Aquellos de nuestros lectores que hayan vivido en la época de esta historia
recordarán cuán terrible era en aquel tiempo tal acusación. Mercedes exhaló un
grito, y el anciano se dejó caer en una silla.
-¡Oh! -murmuró Caderousse-, me habéis engañado, Danglars, y al fin hicisteis lo
de ayer. Pero no quiero dejar morir a ese anciano y a esa joven, y voy a
contárselo todo.
-¡Calla, infeliz! -exclamó Danglars agarrando la mano de Caderousse-, ¡calla!, o
no respondo de ti. ¿Quién lo dice que Dantés no es culpable? El buque tocó en la
isla de Elba; él desembarcó, permaneciendo todo el día en Porto-Ferrajo. Si le
han hallado con alguna carta que le comprometa, los que le defiendan, pasarán
por cómplices suyos.
Con el rápido instinto del egoísmo, Caderousse comprendió lo atinado de la
observación, miró a Danglars con admiración, y retrocedió dos pasos.
-Esperemos, pues -murmuró.
-Sí, esperemos -dijo Danglars-; si es inocente, le pondrán en libertad; si es
culpable, no vale la pena comprometerse por un conspirador.
-Vámonos, no puedo permanecer aquí por más tiempo.
-Sí, ven -dijo Danglars, satisfecho al alejarse acompañado-; ven, y dejemos que
salgan como puedan de ese atolladero.
Tan pronto como partieron, Fernando, que había vuelto a ser el apoyo de la
joven, cogió a Mercedes de la mano y la condujo a los Catalanes. Los amigos de
Dantés condujeron a su vez a la alameda de Meillán al anciano casi desmayado.
En seguida se esparció por la ciudad el rumor de que Dantés acababa de ser preso
por agente bonapartista.
-¿Quién lo hubiera creído, mi querido Danglars? -dijo el señor Morrel
reuniéndose a éste y a Caderousse, en el camino de Marsella, adonde se dirigía
apresuradamente para adquirir algunas noticias directas de Edmundo por el
sustituto del procurador del rey, señor de Villefort, con quien tenía algunas
relaciones-. ¿Lo hubierais vos creído?
-¡Diantre! -exclamó Danglars-, ya os dije que Dantés hizo escala en la isla de
Elba sin motivo alguno, lo cual me pareció sospechoso.
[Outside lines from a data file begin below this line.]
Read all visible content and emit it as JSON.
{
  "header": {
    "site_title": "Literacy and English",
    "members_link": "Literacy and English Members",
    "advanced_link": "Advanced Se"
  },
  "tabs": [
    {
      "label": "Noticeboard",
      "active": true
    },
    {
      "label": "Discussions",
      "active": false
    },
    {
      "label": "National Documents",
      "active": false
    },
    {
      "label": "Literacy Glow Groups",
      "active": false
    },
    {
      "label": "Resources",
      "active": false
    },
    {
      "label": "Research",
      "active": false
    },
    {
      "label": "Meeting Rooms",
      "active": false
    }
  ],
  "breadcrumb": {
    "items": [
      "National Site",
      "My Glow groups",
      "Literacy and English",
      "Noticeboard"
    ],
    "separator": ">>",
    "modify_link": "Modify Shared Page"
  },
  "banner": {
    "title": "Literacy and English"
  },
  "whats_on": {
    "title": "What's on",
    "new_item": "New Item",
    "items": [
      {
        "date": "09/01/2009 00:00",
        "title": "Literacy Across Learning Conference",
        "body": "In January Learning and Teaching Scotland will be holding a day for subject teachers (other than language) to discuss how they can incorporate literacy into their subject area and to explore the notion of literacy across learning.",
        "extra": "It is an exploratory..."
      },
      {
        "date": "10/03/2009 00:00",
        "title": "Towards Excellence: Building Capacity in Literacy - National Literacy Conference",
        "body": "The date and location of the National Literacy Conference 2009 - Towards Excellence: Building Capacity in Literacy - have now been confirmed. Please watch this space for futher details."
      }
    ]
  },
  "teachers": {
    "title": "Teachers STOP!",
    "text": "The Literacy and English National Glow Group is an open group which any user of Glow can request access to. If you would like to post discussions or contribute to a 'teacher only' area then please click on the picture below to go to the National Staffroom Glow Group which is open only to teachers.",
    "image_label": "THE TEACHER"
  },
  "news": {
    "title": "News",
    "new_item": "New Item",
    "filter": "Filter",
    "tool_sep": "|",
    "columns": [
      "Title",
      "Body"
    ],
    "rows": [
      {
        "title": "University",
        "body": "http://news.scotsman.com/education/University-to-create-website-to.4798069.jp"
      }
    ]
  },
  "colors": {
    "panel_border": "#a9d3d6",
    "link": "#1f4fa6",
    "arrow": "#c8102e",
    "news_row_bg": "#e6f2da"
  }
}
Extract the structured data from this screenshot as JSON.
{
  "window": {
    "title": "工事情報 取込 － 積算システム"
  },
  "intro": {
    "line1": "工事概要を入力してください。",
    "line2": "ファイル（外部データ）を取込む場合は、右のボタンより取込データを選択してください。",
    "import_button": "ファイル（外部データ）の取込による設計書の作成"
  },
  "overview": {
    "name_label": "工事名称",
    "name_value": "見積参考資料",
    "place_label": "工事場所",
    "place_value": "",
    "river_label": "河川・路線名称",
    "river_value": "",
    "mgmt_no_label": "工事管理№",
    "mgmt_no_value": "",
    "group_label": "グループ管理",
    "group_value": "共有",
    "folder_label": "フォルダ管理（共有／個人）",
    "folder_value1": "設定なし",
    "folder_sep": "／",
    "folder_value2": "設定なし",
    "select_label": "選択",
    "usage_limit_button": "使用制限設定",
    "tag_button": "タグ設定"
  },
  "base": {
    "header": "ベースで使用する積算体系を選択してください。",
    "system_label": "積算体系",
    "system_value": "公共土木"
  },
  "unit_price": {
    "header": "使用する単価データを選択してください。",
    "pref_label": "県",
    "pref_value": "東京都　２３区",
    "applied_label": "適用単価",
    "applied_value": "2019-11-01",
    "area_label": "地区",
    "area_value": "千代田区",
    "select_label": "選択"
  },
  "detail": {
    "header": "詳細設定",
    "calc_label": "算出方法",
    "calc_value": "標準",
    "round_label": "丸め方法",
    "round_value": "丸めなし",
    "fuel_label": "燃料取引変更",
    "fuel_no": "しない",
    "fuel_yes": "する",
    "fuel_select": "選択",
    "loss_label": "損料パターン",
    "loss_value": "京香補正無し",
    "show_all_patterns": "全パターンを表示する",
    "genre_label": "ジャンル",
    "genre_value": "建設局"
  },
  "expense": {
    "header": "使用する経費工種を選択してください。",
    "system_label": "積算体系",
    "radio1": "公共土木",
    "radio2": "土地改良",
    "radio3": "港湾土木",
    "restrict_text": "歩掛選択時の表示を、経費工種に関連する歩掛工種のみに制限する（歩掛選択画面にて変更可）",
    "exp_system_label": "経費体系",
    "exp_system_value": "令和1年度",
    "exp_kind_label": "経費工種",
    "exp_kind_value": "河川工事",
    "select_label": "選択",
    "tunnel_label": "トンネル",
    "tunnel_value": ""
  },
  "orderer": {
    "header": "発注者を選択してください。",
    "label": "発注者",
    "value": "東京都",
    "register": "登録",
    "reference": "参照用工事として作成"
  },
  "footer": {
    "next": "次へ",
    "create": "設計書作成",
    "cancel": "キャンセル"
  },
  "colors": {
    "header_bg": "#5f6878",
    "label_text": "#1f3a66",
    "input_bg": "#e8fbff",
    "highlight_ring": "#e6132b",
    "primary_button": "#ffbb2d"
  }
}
-Pero ¿comunicasteis vuestras sospechas a alguien más que a mí?
-Líbreme Dios de ello, señor Morrel -dijo en voz baja Danglars-; bien sabéis que
por culpa de vuestro tío, el señor Policarpo Morrel, que ha servido en sus
ejércitos, y que no oculta sus opiniones, sospechan que lamentáis la caída de
Napoleón, y mucho me disgustaría el causar algún perjuicio a Edmundo o a vos.
Hay ciertas cosas que un subordinado debe decir a su principal, y ocultar
cuidadosamente a los demás.
-¡Bien! Danglars, ¡bien! -contestó el naviero-, sois un hombre honrado. Hice
bien al pensar en vos para cuando ese pobre Dantés hubiese llegado a ser capitán
del Faraón.
-Pues ¿cómo...?
-Sí, ya había preguntado a Dantés qué pensaba de vos y si tenía alguna
repugnancia en que os quedarais en vuestro puesto, pues, yo no sé por qué, me
pareció notar que os tratabais con alguna frialdad.
-¿Y qué os respondió?
-Que creía efectivamente que, por una causa que no me dijo, le guardabais cierto
rencor; pero que todo el que poseía la confianza del consignatario, poseía la
suya también.
-¡Hipócrita! -murmuró Danglars.
-¡Pobrecillo! -dijo Caderousse-,era un muchacho excelente.
-Sí, pero entretanto -indicó el señor Morrel-, tenemos al Faraón sin capitán.
-¡Oh! -dijo Danglars-, bien podemos esperar, puesto que no partimos hasta dentro
de tres meses, que para entonces ya estará libre Dantés.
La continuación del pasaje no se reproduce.